Once class started, I was already bursting with enthusiasm. And I was happy that my class was really fun. At first, it was awkward, like every normal class, but we had a good teacher and a good TA. They helped relieve the cloud of general awkwardness from the class. We learned each others names, interests, and taste in music. Some students became close enough to form relationships in our class. I found that really interesting.
Lab was difficult, almost overwhelming. Our teacher told us that we'd make lots of mistakes. In my case, she was right. She was so right, that I'm almost ashamed. I'm not though. Mistakes are healthy. Right?
Of course, I'm a better test-taker than a lab-worker. I think I did well on the tests, I'm not sure what the averages were, but I was always content with my scores. I admit that I had a tendency to lose concentration during lecture, though. My mind just wasn't as active when listening. It was due to my shortage of sleep. I advise everyone to get a healthy amount of sleep every night when at a summer program, and even when at home.
Of course, what would Summer@Brown be without extracurricular activities? Oh, and friends. I can't forget to mention the countless friends I've made over the summer. Some, I became good friends with, while some I only exchanged greetings with. No matter how close to a certain friend I was, I valued each and every one of them. I probably never would have met so many different people at one time without the ILC. Some of the people I've met at Brown, have become some of the best friends that I've ever had. I'm really thankful for that. My cohort had a tradition of thanking the donors whenever we did something together. So, thank you donors!

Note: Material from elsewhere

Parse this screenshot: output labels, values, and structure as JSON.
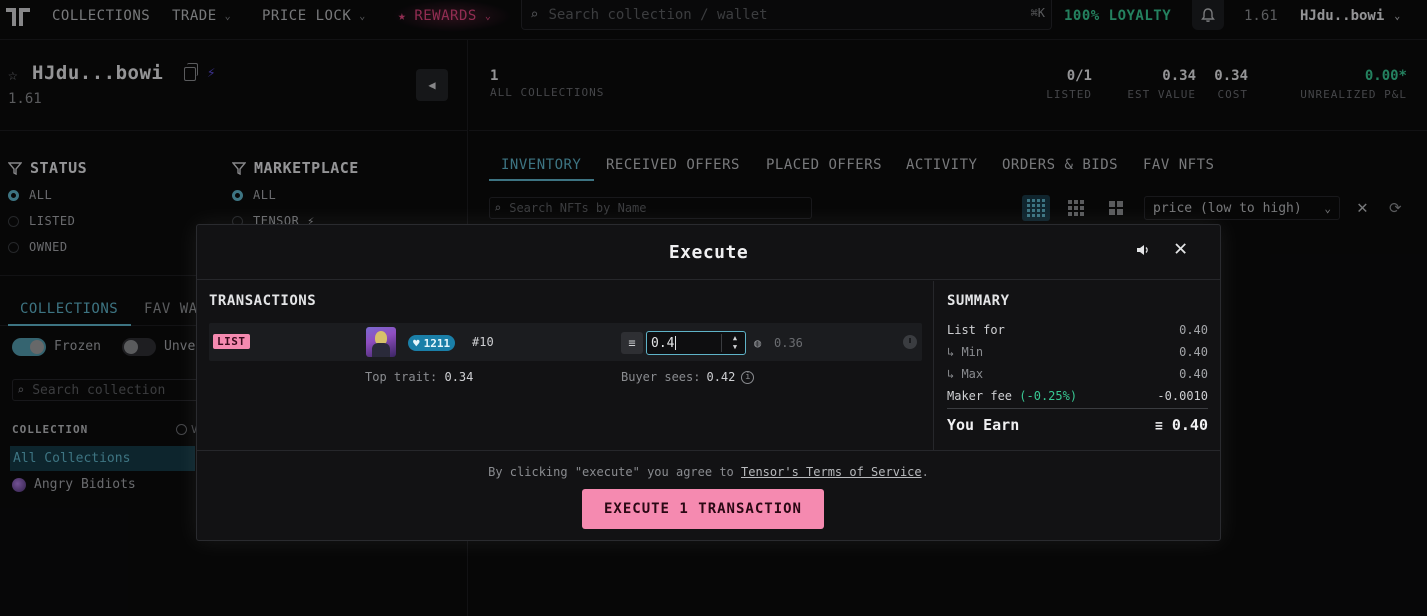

Brown really left a lasting impression on me. I've never loved a school like I love Brown. Spending a summer there, really has made me want to attend the school. Hopefully I get in, wish me luck? I went from hating dorm food, to loving dorm food. From hating walking as a form of transportation, to loving to walk. I went from hating to sit on grass, to loving to stand on grass, which isn't much in terms of improvement. I did move to love beaches, and to love throwing a frisbee around. I found out that I'm a horrible soccer player too! Tons of fun and learning took place at Brown.
Summer 2011, the highlight is definitely my trip to Brown. But the story doesn't stop there. I'm going to use the motivation that I acquired at Brown to push me forward. In terms of tests, applications, and education. I aim to end my procrastination, and to commit to self-improvement. I haven't become a new person because of this summer program, but I have definitely and undoubtedly been changed. My views have changed, my ideas, my habits, my personality (a little), and my outlook on life. I definitely miss the program. I miss the people, the environment, and the classes. I'll never be in exactly the same situation again. Not with the same people, or with the same set of experiences. It's over, but I'm happy it happened.
I learned a lot at Brown. How do I plan to bring it all back? I'm not particularly sure. I don't have a formulated plan to pay the ILC back for everything. I'm just sure that somehow I will bring it back. In the form of tutoring? In the form of storytelling? Somehow, the knowledge will be spread. I can't say for certain how, but I know life will come together in a way where I end up giving back, somehow. Trust me.